You know that saying “There is never a perfect time to have a baby”? That is what ran through my head as I stood in the bathroom staring at that stick waiting for a plus or a minus to appear. I could not think of a worse time for me to find out I was pregnant...you know with Husband deploying and all. This was the first pregnancy test I have taken in 10 years where I was like please, Please, PLEASE don’t be positive.

Babies. It is no secret how badly I would like to have a child. Yet no babies for me. It is not for lack of trying…believe me I have tried. I tried for years with that other guy I was married to. A woman has roughly 36 hours a month in which to get pregnant. The timing has to be pretty spot on. I was married to a guy who traveled for business and averaged only 64 days a year at home…none of which happen to be while I was ovulating. But I persisted until after two years of trying he told me he did not want kids. He told me this over the phone at 2 am while I was away on business. There is a reason I am not married to this guy anymore. Jerk.

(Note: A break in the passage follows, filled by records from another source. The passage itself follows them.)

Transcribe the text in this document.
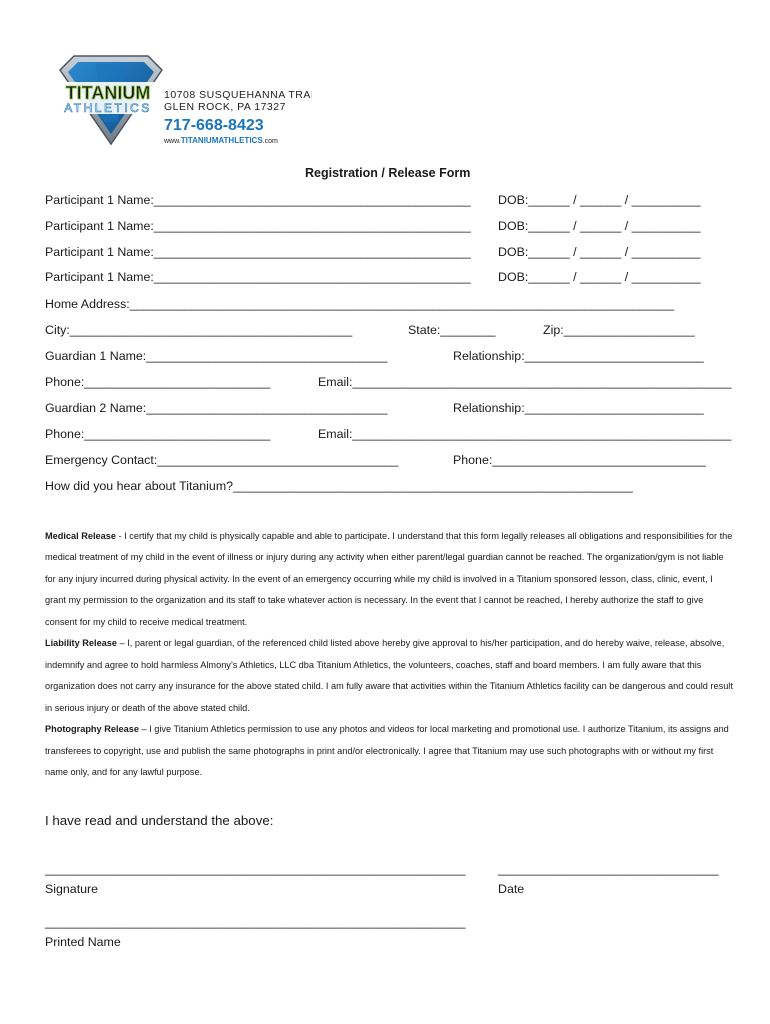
TITANIUM
ATHLETICS
10708 SUSQUEHANNA TRAIL
GLEN ROCK, PA 17327
717-668-8423
www.TITANIUMATHLETICS.com
Registration / Release Form
Participant 1 Name:______________________________________________ DOB:______ / ______ / __________
Participant 1 Name:______________________________________________ DOB:______ / ______ / __________
Participant 1 Name:______________________________________________ DOB:______ / ______ / __________
Participant 1 Name:______________________________________________ DOB:______ / ______ / __________
Home Address:_______________________________________________________________________________
City:_________________________________________	State:________	Zip:___________________
Guardian 1 Name:___________________________________	Relationship:__________________________
Phone:___________________________	Email:_______________________________________________________
Guardian 2 Name:___________________________________	Relationship:__________________________
Phone:___________________________	Email:_______________________________________________________
Emergency Contact:___________________________________	Phone:_______________________________
How did you hear about Titanium?__________________________________________________________

Medical Release - I certify that my child is physically capable and able to participate. I understand that this form legally releases all obligations and responsibilities for the medical treatment of my child in the event of illness or injury during any activity when either parent/legal guardian cannot be reached. The organization/gym is not liable for any injury incurred during physical activity. In the event of an emergency occurring while my child is involved in a Titanium sponsored lesson, class, clinic, event, I grant my permission to the organization and its staff to take whatever action is necessary. In the event that I cannot be reached, I hereby authorize the staff to give consent for my child to receive medical treatment.

Liability Release – I, parent or legal guardian, of the referenced child listed above hereby give approval to his/her participation, and do hereby waive, release, absolve, indemnify and agree to hold harmless Almony’s Athletics, LLC dba Titanium Athletics, the volunteers, coaches, staff and board members. I am fully aware that this organization does not carry any insurance for the above stated child. I am fully aware that activities within the Titanium Athletics facility can be dangerous and could result in serious injury or death of the above stated child.

Photography Release – I give Titanium Athletics permission to use any photos and videos for local marketing and promotional use. I authorize Titanium, its assigns and transferees to copyright, use and publish the same photographs in print and/or electronically. I agree that Titanium may use such photographs with or without my first name only, and for any lawful purpose.

I have read and understand the above:
_____________________________________________________________	________________________________
Signature	Date
_____________________________________________________________
Printed Name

It was during that time that I became the friend that my girlfriends did not want to tell that they were pregnant. They would allude to it and give subtle clues until I would flat out ask if they were pregnant. They would then gush that yes they were, how happy they were, and that they weren’t trying to keep it from me they just didn’t want to hurt my feelings. Blah…whatever. I am genuinely happy when I find out a girlfriend is pregnant, really I am. I might be saying ‘stupid fertile bitches’ but what I really mean is ‘I am soooooo happy for you’.

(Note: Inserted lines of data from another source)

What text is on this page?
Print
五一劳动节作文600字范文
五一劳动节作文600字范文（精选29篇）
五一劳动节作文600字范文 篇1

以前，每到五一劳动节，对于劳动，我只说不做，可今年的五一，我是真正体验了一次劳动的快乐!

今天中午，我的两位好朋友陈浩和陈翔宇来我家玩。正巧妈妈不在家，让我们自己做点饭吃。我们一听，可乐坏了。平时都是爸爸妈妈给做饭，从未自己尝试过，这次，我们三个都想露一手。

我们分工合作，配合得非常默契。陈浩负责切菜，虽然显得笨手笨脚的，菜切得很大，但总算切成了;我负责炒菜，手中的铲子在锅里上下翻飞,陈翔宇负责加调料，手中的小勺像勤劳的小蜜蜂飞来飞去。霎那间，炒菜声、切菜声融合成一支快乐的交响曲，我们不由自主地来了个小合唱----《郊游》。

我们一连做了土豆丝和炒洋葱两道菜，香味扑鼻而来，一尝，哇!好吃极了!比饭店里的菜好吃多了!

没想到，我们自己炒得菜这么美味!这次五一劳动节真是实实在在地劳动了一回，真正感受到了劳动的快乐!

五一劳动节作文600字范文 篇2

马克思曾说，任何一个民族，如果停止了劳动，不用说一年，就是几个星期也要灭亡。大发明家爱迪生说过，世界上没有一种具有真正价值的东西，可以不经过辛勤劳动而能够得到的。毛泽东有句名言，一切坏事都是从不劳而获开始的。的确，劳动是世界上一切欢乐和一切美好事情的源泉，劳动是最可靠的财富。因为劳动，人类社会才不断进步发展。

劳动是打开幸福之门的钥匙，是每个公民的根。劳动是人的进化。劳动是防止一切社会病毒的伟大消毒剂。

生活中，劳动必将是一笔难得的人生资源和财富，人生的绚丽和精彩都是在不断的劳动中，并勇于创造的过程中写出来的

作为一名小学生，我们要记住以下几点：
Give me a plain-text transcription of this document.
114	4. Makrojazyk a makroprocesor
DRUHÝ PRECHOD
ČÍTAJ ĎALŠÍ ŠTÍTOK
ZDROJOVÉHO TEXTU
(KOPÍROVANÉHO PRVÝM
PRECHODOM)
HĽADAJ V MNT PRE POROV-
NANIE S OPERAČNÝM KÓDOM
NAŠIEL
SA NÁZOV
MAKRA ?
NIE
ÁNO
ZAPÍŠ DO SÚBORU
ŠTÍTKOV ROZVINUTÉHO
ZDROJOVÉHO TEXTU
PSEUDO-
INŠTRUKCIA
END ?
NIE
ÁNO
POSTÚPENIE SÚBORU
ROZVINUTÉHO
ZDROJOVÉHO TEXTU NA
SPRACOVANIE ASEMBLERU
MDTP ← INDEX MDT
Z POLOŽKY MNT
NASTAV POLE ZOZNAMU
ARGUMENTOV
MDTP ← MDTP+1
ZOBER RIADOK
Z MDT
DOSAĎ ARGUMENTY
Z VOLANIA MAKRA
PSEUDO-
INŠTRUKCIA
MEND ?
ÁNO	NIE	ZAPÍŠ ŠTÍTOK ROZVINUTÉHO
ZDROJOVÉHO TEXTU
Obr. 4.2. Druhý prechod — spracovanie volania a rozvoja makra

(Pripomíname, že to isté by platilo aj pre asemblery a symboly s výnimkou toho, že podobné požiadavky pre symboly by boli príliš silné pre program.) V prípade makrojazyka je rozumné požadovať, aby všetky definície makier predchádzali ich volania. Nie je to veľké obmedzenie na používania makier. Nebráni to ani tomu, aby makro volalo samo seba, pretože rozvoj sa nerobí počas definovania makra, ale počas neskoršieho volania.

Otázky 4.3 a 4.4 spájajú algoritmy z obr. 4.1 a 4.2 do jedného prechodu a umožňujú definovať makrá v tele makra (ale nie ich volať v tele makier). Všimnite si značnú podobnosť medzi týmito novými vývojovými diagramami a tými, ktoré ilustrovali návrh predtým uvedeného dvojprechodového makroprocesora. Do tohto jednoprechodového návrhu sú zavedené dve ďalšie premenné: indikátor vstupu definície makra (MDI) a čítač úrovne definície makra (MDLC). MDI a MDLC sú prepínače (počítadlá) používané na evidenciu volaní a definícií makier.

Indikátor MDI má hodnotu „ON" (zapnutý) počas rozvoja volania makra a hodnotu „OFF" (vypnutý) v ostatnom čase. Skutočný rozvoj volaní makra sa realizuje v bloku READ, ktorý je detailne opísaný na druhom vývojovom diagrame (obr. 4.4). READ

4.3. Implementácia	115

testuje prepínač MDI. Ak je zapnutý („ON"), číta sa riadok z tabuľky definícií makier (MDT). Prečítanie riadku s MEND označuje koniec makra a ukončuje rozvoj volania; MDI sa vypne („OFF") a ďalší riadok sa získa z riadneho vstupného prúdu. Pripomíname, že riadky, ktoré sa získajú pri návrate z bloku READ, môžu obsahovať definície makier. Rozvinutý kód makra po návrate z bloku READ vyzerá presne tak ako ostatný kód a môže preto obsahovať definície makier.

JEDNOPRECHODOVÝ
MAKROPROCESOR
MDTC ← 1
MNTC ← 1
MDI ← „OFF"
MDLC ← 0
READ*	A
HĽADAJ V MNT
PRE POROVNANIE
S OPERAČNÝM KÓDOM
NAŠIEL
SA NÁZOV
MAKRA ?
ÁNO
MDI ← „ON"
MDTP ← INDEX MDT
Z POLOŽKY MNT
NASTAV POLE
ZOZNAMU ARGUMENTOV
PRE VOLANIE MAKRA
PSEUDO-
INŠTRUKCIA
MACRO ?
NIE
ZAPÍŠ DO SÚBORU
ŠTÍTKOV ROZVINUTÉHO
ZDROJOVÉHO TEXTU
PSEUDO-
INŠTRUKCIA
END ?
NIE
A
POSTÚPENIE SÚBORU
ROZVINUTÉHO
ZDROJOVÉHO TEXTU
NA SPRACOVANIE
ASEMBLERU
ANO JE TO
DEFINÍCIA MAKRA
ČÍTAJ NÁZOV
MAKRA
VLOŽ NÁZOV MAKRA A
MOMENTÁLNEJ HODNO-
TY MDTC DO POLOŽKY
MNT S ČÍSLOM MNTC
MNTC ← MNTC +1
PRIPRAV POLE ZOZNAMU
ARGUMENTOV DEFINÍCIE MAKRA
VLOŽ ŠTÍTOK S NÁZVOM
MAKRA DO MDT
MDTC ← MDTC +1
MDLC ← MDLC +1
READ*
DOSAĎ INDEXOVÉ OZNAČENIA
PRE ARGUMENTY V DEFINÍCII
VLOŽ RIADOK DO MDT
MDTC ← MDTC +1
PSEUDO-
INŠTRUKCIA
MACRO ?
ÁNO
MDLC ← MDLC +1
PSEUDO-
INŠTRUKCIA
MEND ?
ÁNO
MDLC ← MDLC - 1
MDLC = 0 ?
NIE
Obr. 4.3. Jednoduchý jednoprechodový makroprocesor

I am going to be 35 this year, and while Husband thinks we have all the time in the world, let’s face it I am not getting any younger. He does want to have kids though. He wants to be there for every part of the pregnancy, birth, and those first few months. If it turned out I was pregnant now he would miss all that. But like all those other tests taken in the past, this one came back negative. I walked out of the bathroom, gave Husband the thumbs down with a wink and a smile, and went on about my business. Even though I was relieved that the test came back negative, there is still a tiny part of me that wanted to see a plus sign.

2 comments:

Jenn LeBlanc said...

That's hard, no matter how much I don't need or want another baby, the negative sign is often hard to see. One of these months it will be a + sign for you, and that will be so awesome.

Roo said...

I'm sorry as I was the cause of the other guy not being home. I wish for a positive sign for you as well as I just got out of a relationship where that was the issue (she wanted, I did not).